LE MODÈLE VERTUEUX DE LA CONCESSION

Un système exigeant et économe

Le modèle de la concession autoroutière, par lequel l’État confie la gestion du réseau à des acteurs privés ou publics, trouve son origine dans la loi du 18 avril 1955. Dans ce cadre, des contrats pluriannuels sont signés. Ils fixent les engagements de l’État et ceux des concessionnaires. Depuis 2006 et la vente par l’État de ses parts dans leur capital, les entreprises concessionnaires sont devenues des sociétés privées. Le réseau autoroutier lui-même reste propriété de l’État, concédé aux sociétés pour une durée déterminée.

APRR s’engage à respecter les termes des accords définis par l’État. En contrepartie, APRR collecte les recettes associées aux péages. Celles-ci lui permettent de financer les travaux de préservation et de modernisation du réseau mais également de rembourser la dette transférée au moment de la privatisation des autoroutes en 2006.

Au terme des contrats de concession (2035 pour APRR et 2036 pour AREA), les concessionnaires restitueront, sans aucune contrepartie, des réseaux autoroutiers développés, améliorés et désendettés.
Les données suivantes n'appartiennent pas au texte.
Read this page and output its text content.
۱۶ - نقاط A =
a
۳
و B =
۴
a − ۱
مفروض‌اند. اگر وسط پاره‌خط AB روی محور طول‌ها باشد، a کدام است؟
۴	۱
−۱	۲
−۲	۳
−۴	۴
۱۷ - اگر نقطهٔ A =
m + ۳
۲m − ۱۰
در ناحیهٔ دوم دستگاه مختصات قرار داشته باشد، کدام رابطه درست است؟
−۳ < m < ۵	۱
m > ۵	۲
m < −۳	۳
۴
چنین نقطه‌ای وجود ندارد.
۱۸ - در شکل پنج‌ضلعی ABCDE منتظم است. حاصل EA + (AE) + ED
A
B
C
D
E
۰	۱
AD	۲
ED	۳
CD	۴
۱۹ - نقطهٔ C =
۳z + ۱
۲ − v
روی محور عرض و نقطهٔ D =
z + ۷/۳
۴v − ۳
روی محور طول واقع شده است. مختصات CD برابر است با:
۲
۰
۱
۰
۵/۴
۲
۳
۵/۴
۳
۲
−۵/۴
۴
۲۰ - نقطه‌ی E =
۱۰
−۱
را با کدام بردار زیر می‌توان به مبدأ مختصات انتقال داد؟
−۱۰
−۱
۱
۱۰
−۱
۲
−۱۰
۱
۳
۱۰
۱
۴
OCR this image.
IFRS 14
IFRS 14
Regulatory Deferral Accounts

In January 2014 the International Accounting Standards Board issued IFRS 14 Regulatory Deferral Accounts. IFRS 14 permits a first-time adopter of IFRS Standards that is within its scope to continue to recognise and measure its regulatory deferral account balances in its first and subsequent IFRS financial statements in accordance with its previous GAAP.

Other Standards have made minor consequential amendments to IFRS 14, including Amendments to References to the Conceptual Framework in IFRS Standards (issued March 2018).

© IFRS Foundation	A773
Le modèle de la concession a permis à la France de disposer d’un réseau de qualité qui couvre l’ensemble du territoire et représente une économie substantielle pour l’État car il est financé par l’utilisateur, et non par le contribuable.

Les idées reçues sur les concessions autoroutières en France : lire le document de l'ASFA

 

Pour l’État, des recettes et un contrôle garantis

Avec la privatisation des autoroutes, l’État a transféré 40 milliards d’euros d’engagements publics – dette, programmes d’investissements – aux sociétés d’autoroutes. Depuis, dans le cadre de leurs missions, celles-ci versent chaque année 4 milliards d’euros de recettes fiscales à l’État et s’engagent à rembourser la dette transférée au moment de la privatisation, soit 17 milliards d’euros.
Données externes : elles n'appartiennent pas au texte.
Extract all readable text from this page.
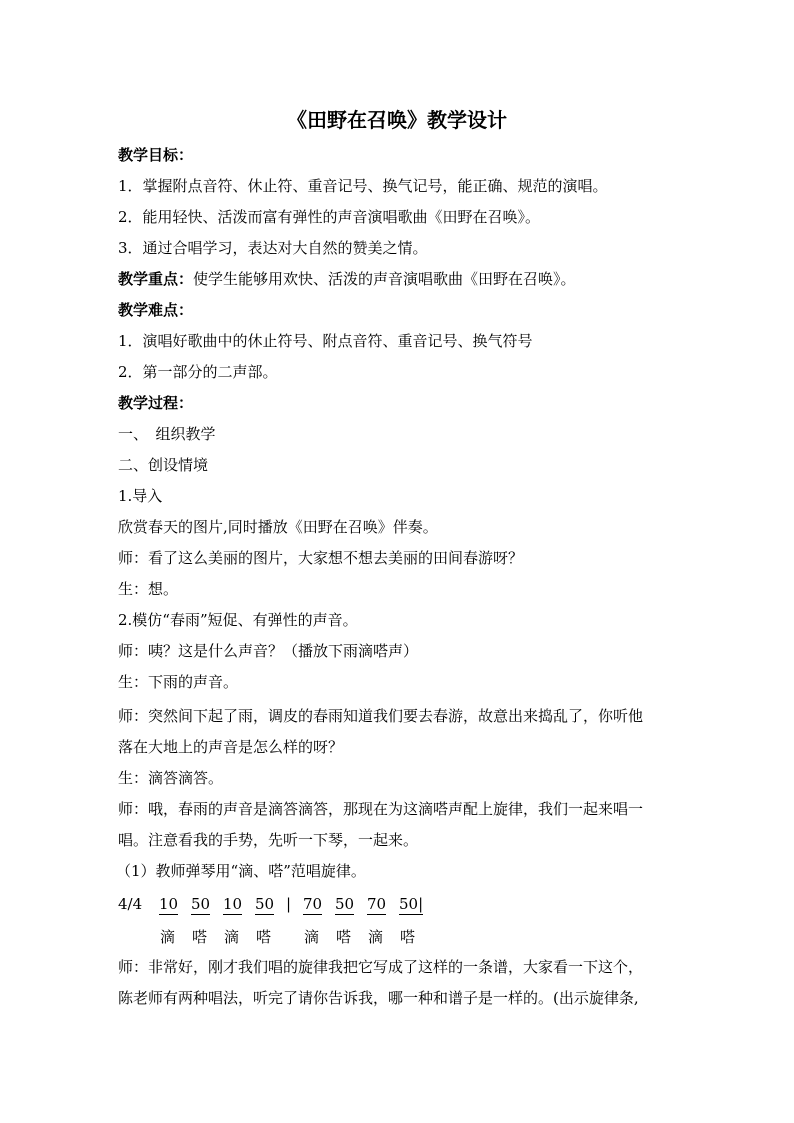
《田野在召唤》教学设计
教学目标：
1．掌握附点音符、休止符、重音记号、换气记号，能正确、规范的演唱。
2．能用轻快、活泼而富有弹性的声音演唱歌曲《田野在召唤》。
3．通过合唱学习，表达对大自然的赞美之情。
教学重点：使学生能够用欢快、活泼的声音演唱歌曲《田野在召唤》。
教学难点：
1．演唱好歌曲中的休止符号、附点音符、重音记号、换气符号
2．第一部分的二声部。
教学过程：
一、　组织教学
二、创设情境
1.导入
欣赏春天的图片,同时播放《田野在召唤》伴奏。
师：看了这么美丽的图片，大家想不想去美丽的田间春游呀？
生：想。
2.模仿“春雨”短促、有弹性的声音。
师：咦？这是什么声音？（播放下雨滴嗒声）
生：下雨的声音。
师：突然间下起了雨，调皮的春雨知道我们要去春游，故意出来捣乱了，你听他
落在大地上的声音是怎么样的呀？
生：滴答滴答。
师：哦，春雨的声音是滴答滴答，那现在为这滴嗒声配上旋律，我们一起来唱一
唱。注意看我的手势，先听一下琴，一起来。
（1）教师弹琴用“滴、嗒”范唱旋律。
4/4 10 50 10 50 | 70 50 70 50|
滴 嗒 滴 嗒 滴 嗒 滴 嗒
师：非常好，刚才我们唱的旋律我把它写成了这样的一条谱，大家看一下这个，
陈老师有两种唱法，听完了请你告诉我，哪一种和谱子是一样的。(出示旋律条,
Les contrats de concession fixent les obligations pour les sociétés d’autoroutes. L’État décide également d’investissements complémentaires aux contrats de concession initiaux, à travers des contrats de plan pluriannuels ou des plans d’investissements spécifiques. C’est dans ce cadre qu’APRR a investi 4 200 millions d'euros de 2006 à 2021, et s’engage à consacrer au réseau plus de 200 millions d’euros par an en moyenne sur les prochaines années.
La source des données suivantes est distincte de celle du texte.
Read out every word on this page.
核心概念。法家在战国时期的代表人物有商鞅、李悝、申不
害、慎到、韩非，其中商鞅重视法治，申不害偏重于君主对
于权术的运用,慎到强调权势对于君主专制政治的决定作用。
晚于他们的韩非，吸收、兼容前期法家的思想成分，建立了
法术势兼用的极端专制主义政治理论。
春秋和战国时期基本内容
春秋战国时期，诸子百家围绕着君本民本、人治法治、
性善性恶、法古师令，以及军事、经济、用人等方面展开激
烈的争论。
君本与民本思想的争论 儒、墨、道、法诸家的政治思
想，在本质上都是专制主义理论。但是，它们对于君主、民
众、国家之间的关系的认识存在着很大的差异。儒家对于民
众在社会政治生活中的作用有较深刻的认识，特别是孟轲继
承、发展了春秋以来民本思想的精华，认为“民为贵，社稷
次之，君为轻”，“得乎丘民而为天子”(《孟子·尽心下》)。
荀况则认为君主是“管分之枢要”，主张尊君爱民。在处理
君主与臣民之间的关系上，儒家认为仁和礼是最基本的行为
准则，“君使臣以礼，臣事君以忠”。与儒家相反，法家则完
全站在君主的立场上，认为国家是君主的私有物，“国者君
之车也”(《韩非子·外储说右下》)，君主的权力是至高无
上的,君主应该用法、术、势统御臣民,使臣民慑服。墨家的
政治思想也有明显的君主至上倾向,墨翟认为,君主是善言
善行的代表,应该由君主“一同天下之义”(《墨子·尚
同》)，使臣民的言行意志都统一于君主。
Sur la période récente, le plan de relance signé en 2015 et le plan signé fin 2018 ont représenté pour APRR et AREA plus de 900 M€ d’investissements, qui sont venus s’ajouter aux quelques 150 M€ moyens mobilisés annuellement pour l’entretien lourd des réseaux (chaussées, ouvrages d’art, environnement, …)

APRR assure ses missions sous le contrôle permanent des pouvoirs publics qui veillent au respect des indicateurs de performance et de qualité de ses services et infrastructures.
 

Pour les utilisateurs, une tarification équitable

En France, le réseau d’autoroutes est financé non par l’impôt, mais par le péage. Les recettes de péage permettent, sur la durée de la concession, de rembourser les emprunts consentis pour la construction des infrastructures, de financer les travaux d’entretien et d’investir dans le réseau.

Ce sont les utilisateurs du réseau, quelle que soit leur nationalité, qui participent à son financement, et non l’ensemble des contribuables. Grâce au principe "utilisateurs, payeurs", une grande partie des coûts externes du réseau (protection de l'environnement, lutte contre les nuisances sonores, renforcement de la sécurité, etc.) est financée par ses propres bénéficiaires.

L'État définit les règles d'augmentation du péage en fonction des investissements et des travaux supplémentaires demandés aux concessionnaires. Il contrôle et valide annuellement les tarifs appliqués sur chaque trajet.